Бобби, с огромным портфелем в руках, вошел, как обычно пригибаясь на пороге. Высокий его рост и некоторая избыточность веса способствовали застенчивости, он горбился, особенно, когда входил в дверь, да и вообще передвигался неуклюже, словно плохо держался на ногах.

– Садись, Бобби, – я раскрыла свою тетрадку, – ты подготовил десять вопросов?

– Кира, можно мы начнем с рассказа? Я его прочитал, – он достал книжку из объемного своего портфеля; посредине, там, где помещался рассказ «Бурь-погодушка», все пестрело закладками. – Конечно, конечно. Мне приятно, Бобби, что тебе, по-видимому, рассказ понравился. Когда я его писала, я плохо знала американскую жизнь, у меня не было прототипа…

Казалось, Бобби не слушал, он хотел высказать что-то свое, ему нетерпелось, он даже как-то нервно вздрагивал.

– Говори, Бобби, – я приготовилась слушать. Но он молчал, не находя слов.
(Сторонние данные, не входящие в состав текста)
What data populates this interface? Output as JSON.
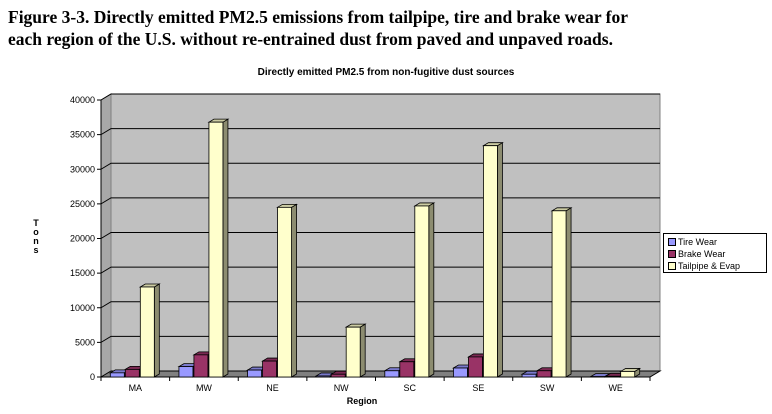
{
  "caption": {
    "line1": "Figure 3-3.  Directly emitted PM2.5 emissions from tailpipe, tire and brake wear for",
    "line2": "each region of the U.S. without re-entrained dust from paved and unpaved roads."
  },
  "chart_data": {
    "type": "bar",
    "title": "Directly emitted PM2.5 from non-fugitive dust sources",
    "xlabel": "Region",
    "ylabel": "Tons",
    "ylim": [
      0,
      40000
    ],
    "yticks": [
      0,
      5000,
      10000,
      15000,
      20000,
      25000,
      30000,
      35000,
      40000
    ],
    "grid": true,
    "legend_position": "right",
    "categories": [
      "MA",
      "MW",
      "NE",
      "NW",
      "SC",
      "SE",
      "SW",
      "WE"
    ],
    "series": [
      {
        "name": "Tire Wear",
        "color": "#9999ff",
        "values": [
          600,
          1500,
          1000,
          150,
          900,
          1300,
          400,
          50
        ]
      },
      {
        "name": "Brake Wear",
        "color": "#993366",
        "values": [
          1100,
          3200,
          2300,
          400,
          2200,
          2900,
          900,
          100
        ]
      },
      {
        "name": "Tailpipe & Evap",
        "color": "#ffffcc",
        "values": [
          13000,
          36800,
          24500,
          7200,
          24700,
          33400,
          24000,
          800
        ]
      }
    ]
  }
}
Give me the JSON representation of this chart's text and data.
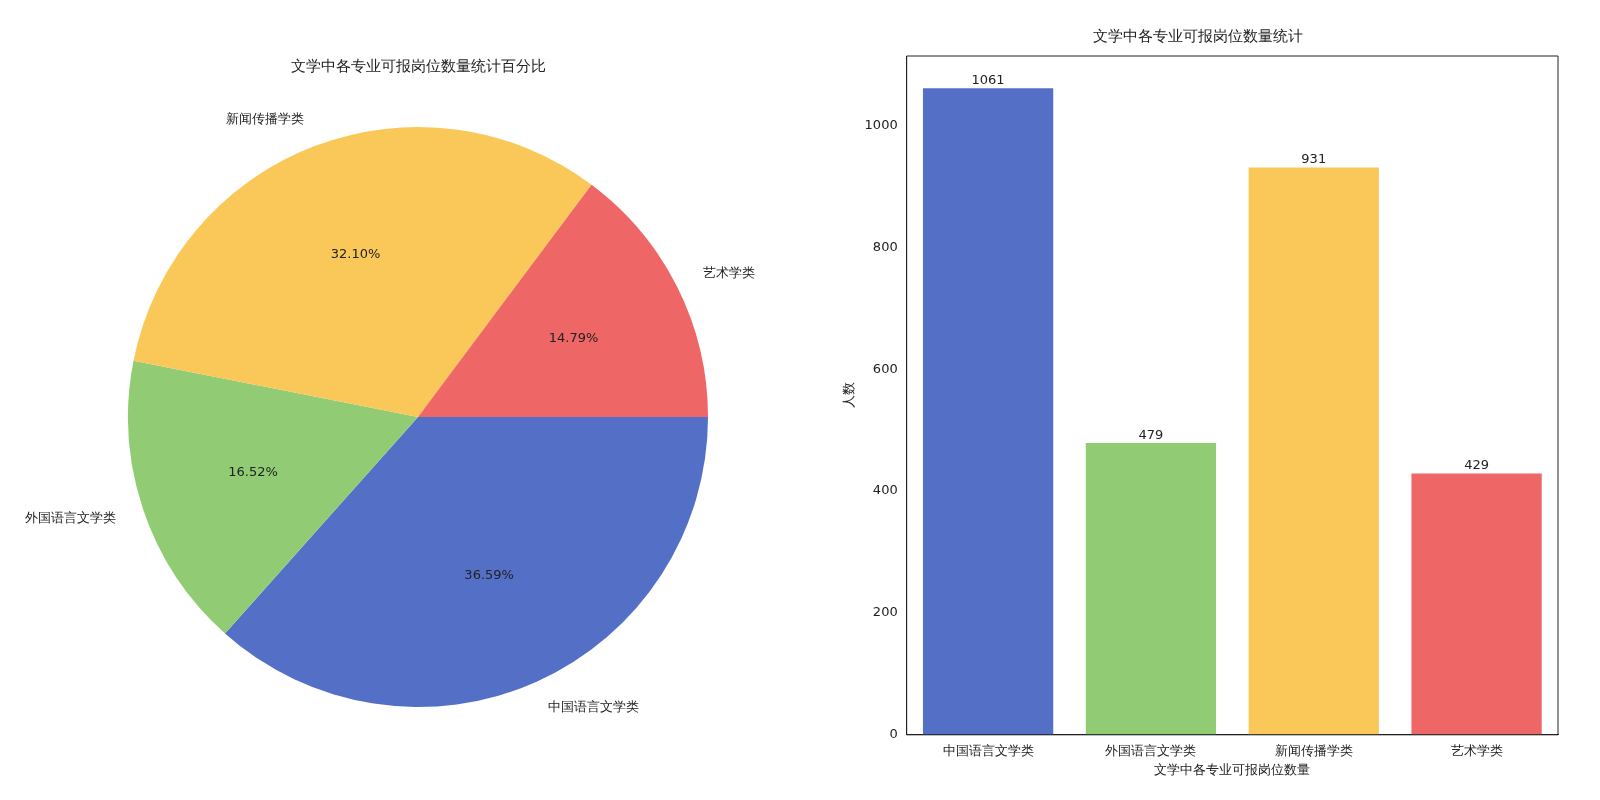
{
  "chart_data": [
    {
      "type": "pie",
      "title": "文学中各专业可报岗位数量统计百分比",
      "categories": [
        "中国语言文学类",
        "外国语言文学类",
        "新闻传播学类",
        "艺术学类"
      ],
      "values": [
        36.59,
        16.52,
        32.1,
        14.79
      ],
      "colors": [
        "#5470c6",
        "#91cc75",
        "#fac858",
        "#ee6666"
      ],
      "value_labels": [
        "36.59%",
        "16.52%",
        "32.10%",
        "14.79%"
      ],
      "legend": false
    },
    {
      "type": "bar",
      "title": "文学中各专业可报岗位数量统计",
      "categories": [
        "中国语言文学类",
        "外国语言文学类",
        "新闻传播学类",
        "艺术学类"
      ],
      "values": [
        1061,
        479,
        931,
        429
      ],
      "colors": [
        "#5470c6",
        "#91cc75",
        "#fac858",
        "#ee6666"
      ],
      "xlabel": "文学中各专业可报岗位数量",
      "ylabel": "人数",
      "ylim": [
        0,
        1114
      ],
      "yticks": [
        0,
        200,
        400,
        600,
        800,
        1000
      ],
      "data_labels": true,
      "grid": false,
      "legend": false
    }
  ]
}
Вообще его русский язык был вполне сносный, даже свободный, но тут, видно, он отказал.

Бобби качнул головой – и заговорил по-английски. Он сказал, что герой «Бурь-погодушки» – это он сам, Боб Барби, только выведенный под другим именем. Что у него с героем все совпадает: он так же одинок, как Родди, и живет один в чужом, далеком от его родного Колорадо городе, что мать, бросившая его в детстве, в последнее время тоже ему звонит и хочет наладить контакты, но он на них не идет.

Что он так же, как мой герой, любит читать и мечтает сделаться писателем – тут он внезапно сильно покраснел, видно признание нелегко ему далось. Что у него тоже была русская девушка, правда, не здесь, а в России, и эта девушка обманула его точно так, как обманула Рода его Ола.
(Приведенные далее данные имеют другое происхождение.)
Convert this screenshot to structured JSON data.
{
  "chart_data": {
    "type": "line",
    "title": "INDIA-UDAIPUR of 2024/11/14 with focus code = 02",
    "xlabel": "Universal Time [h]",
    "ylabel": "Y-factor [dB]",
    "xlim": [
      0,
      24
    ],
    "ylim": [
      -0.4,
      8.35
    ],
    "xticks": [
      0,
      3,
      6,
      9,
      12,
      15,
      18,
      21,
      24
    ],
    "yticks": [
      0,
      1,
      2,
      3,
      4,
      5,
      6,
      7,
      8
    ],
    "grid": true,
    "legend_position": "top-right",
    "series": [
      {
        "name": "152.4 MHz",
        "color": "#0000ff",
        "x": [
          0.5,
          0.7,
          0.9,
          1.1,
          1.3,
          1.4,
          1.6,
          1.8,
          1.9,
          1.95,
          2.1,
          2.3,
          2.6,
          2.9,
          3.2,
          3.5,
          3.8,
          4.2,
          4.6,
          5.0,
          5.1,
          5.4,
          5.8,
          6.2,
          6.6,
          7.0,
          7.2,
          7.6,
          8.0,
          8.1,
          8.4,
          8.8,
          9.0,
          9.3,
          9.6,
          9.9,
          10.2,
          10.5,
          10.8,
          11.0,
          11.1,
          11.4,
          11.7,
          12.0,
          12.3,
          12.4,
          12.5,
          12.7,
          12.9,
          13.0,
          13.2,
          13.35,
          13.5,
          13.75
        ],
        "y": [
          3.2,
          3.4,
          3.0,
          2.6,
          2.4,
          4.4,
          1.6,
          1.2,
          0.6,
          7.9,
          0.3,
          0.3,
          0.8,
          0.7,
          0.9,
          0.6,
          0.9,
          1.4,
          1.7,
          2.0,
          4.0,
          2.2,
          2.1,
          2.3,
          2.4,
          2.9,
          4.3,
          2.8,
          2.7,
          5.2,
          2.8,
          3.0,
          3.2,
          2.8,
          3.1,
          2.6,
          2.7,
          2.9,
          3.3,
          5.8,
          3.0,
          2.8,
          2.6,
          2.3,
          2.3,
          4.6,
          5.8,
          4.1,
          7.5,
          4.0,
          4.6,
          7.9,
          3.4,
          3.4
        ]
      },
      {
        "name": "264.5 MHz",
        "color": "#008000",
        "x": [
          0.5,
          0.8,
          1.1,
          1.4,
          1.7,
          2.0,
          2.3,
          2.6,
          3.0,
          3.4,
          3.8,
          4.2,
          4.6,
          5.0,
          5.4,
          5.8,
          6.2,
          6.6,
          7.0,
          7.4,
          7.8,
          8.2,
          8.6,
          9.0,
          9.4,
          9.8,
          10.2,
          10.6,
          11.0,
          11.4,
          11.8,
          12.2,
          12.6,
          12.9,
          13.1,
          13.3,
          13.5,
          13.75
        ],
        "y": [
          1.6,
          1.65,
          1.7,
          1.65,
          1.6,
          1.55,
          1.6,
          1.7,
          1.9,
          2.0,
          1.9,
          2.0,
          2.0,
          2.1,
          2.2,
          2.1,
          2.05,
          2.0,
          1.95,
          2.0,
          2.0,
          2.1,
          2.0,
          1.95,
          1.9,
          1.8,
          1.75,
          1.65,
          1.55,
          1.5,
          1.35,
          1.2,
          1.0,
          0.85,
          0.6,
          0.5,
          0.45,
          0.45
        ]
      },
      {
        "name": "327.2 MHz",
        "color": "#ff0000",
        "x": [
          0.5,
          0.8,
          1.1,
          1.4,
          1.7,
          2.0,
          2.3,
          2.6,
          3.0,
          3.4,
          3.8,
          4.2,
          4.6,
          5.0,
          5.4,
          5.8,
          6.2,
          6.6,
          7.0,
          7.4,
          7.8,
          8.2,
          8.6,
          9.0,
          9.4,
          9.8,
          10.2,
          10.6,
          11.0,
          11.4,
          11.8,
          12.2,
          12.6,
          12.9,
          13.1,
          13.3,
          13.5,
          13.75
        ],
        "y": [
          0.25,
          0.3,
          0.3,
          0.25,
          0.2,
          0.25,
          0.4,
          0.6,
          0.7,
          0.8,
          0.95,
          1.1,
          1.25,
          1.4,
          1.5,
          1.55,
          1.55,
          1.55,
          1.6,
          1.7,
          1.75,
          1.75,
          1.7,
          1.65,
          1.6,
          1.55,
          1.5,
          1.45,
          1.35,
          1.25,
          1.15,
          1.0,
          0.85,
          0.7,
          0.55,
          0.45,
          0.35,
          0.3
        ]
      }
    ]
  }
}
В этом месте я решила вмешаться, чтобы вставить хоть несколько русских слов в поток английской речи, а еще – чуть-чуть остудить его чувства. Бобби был красен и потен, он вынул из лежащего на полу, у его ног, портфеля бумажный платок и обтер им свое влажное крупное лицо.

– Ты понял, Бобби, что русскую девушку зовут Оля? Просто твой американский двойник не может произнести это имя с мягким эль, у него получается Ола…

Бобби смотрел на меня непонимающе, похоже, русские слова в этот момент до него просто не доходили.

Он продолжил по-английски: «Единственное, чего я не понял, это песня. Я знаю, что у русских много красивых народных песен. И много песен про калину, именно про калину пела в твоем рассказе Ола. Я, как и Род, стал искать русскую песню про калину, правда, Родди искал ее в сборниках, а я на интернете. Но я тоже ничего не нашел. Песни с названием „Бурь-погодушка“ там нет. Тогда я догадался, – до сих пор он говорил с опущенным вниз лицом, – но тут поднял глаза и посмотрел прямо на меня, – я догадался, что ты, Кира, выдумала эту песню. Ее не существует в природе. Я правильно догадался?»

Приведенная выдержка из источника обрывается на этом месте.